Extracting StandAlone kernel #253

TApplencourt · 2020-03-17T20:50:43Z

Hi,

I open this issue to discuss the possibility of extracting key miniQMC kernels into standalone files.

Indeed having some standalone kernels will help the collaboration between QMCPACK and other ECP projects/vendors.
Those kernels will be easy to install, to benchmark, and port to the different programming models. This will greatly facilitate the early exploration and validation of new hardware/software/programming model.

Regards,
Thomas

markdewing · 2020-03-17T21:03:25Z

A little bit of work here
https://github.com/markdewing/qmc_kernels

The only kernels present are vector add (not really qmc-specific, but the simplest kernel) and 3D spline.

Possible additional kernels

distance calculation (various boundary conditions?)
inverse update (and delayed update version)
computation converting raw 3D splines to SPO's ?
1D spline for Jastrow ?

prckent · 2020-03-17T21:07:25Z

The plan is to make an official maintained QMCPACK repository with splines and updates at first. The idea is that they are clean, zero baggage, well documented and accessible for performance analysis, total refactoring, accessible by non-experts etc. We have much of the code, but which versions should @TApplencourt use to start from? I think reference cpu, cuda, gpu offload etc. would all be of interest. e.g. @PDoakORNL made fresh CUDA implementations in a fork of miniqmc...
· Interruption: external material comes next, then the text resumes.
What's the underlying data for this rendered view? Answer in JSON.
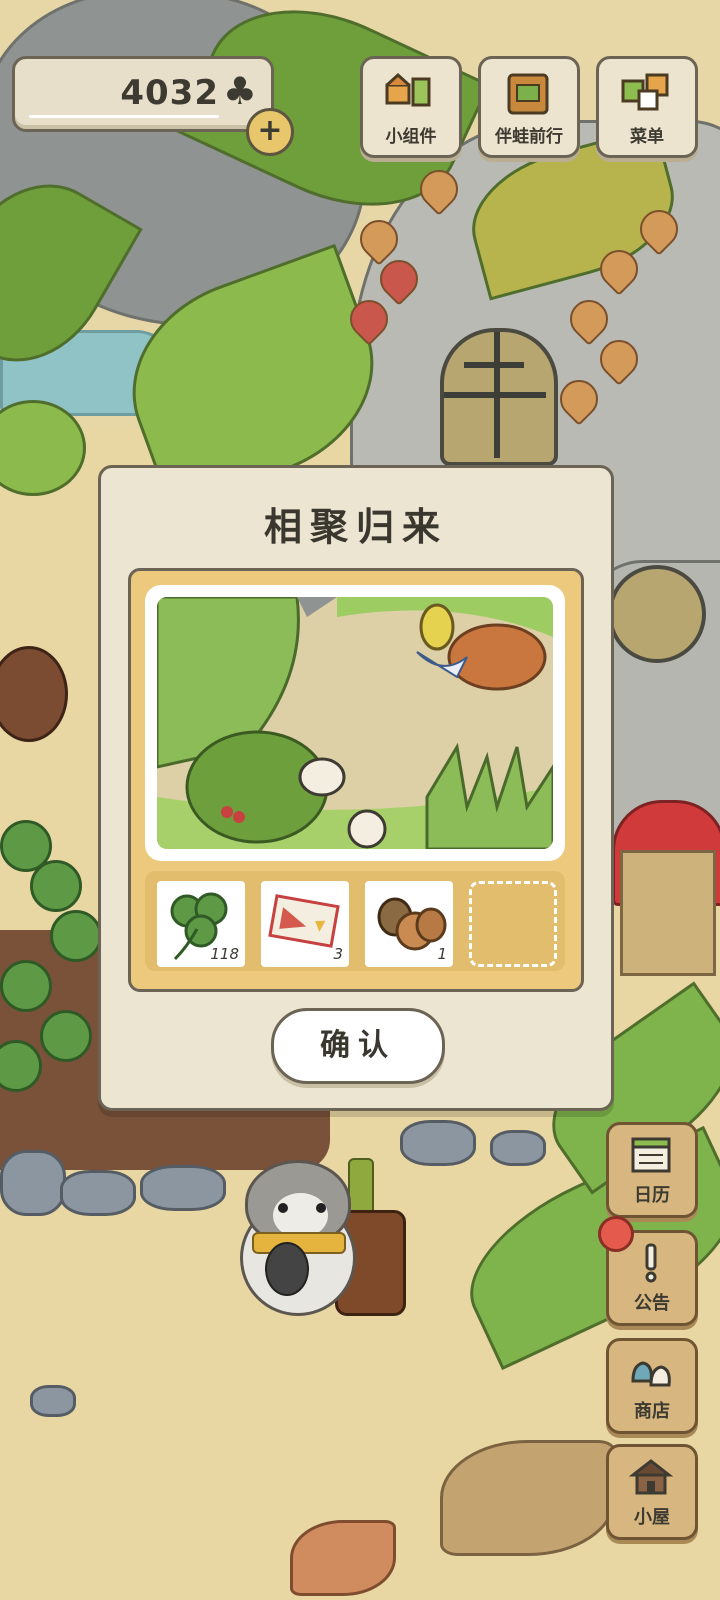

TApplencourt · 2020-03-18T14:45:47Z

I can start with the spline of @markdewing if you (aka QMCPACK community) want.

If I understand correctly this code handle {double,single} / {real, complex} data type and many more type of spline.

My recommendation is to start with the bare minimum functionality (one type only for example) and to trim down the rest. It will make the porting / analysis easier.

prckent · 2020-03-18T18:28:51Z

Please take a careful look at the one in this repo (here, https://github.com/QMCPACK/miniqmc ). I am not sure which branch is best though - someone else will need to chime in. miniqmc knows how to setup various sizes of problems corresponding to NiO. i.e. It is realistic.

prckent · 2020-03-18T18:30:06Z

I would start with only single precision real. This is the "legacy CUDA" default in mainline and the one used in benchmarks.

TApplencourt · 2020-03-18T21:14:42Z

@markdewing does your implementation differs from miniqmc one? I would prefer to start from our has it look simpler. But if they are different in can trim down the miniqmc too.

In all case, I will use miniqmc to generate realistic problem size.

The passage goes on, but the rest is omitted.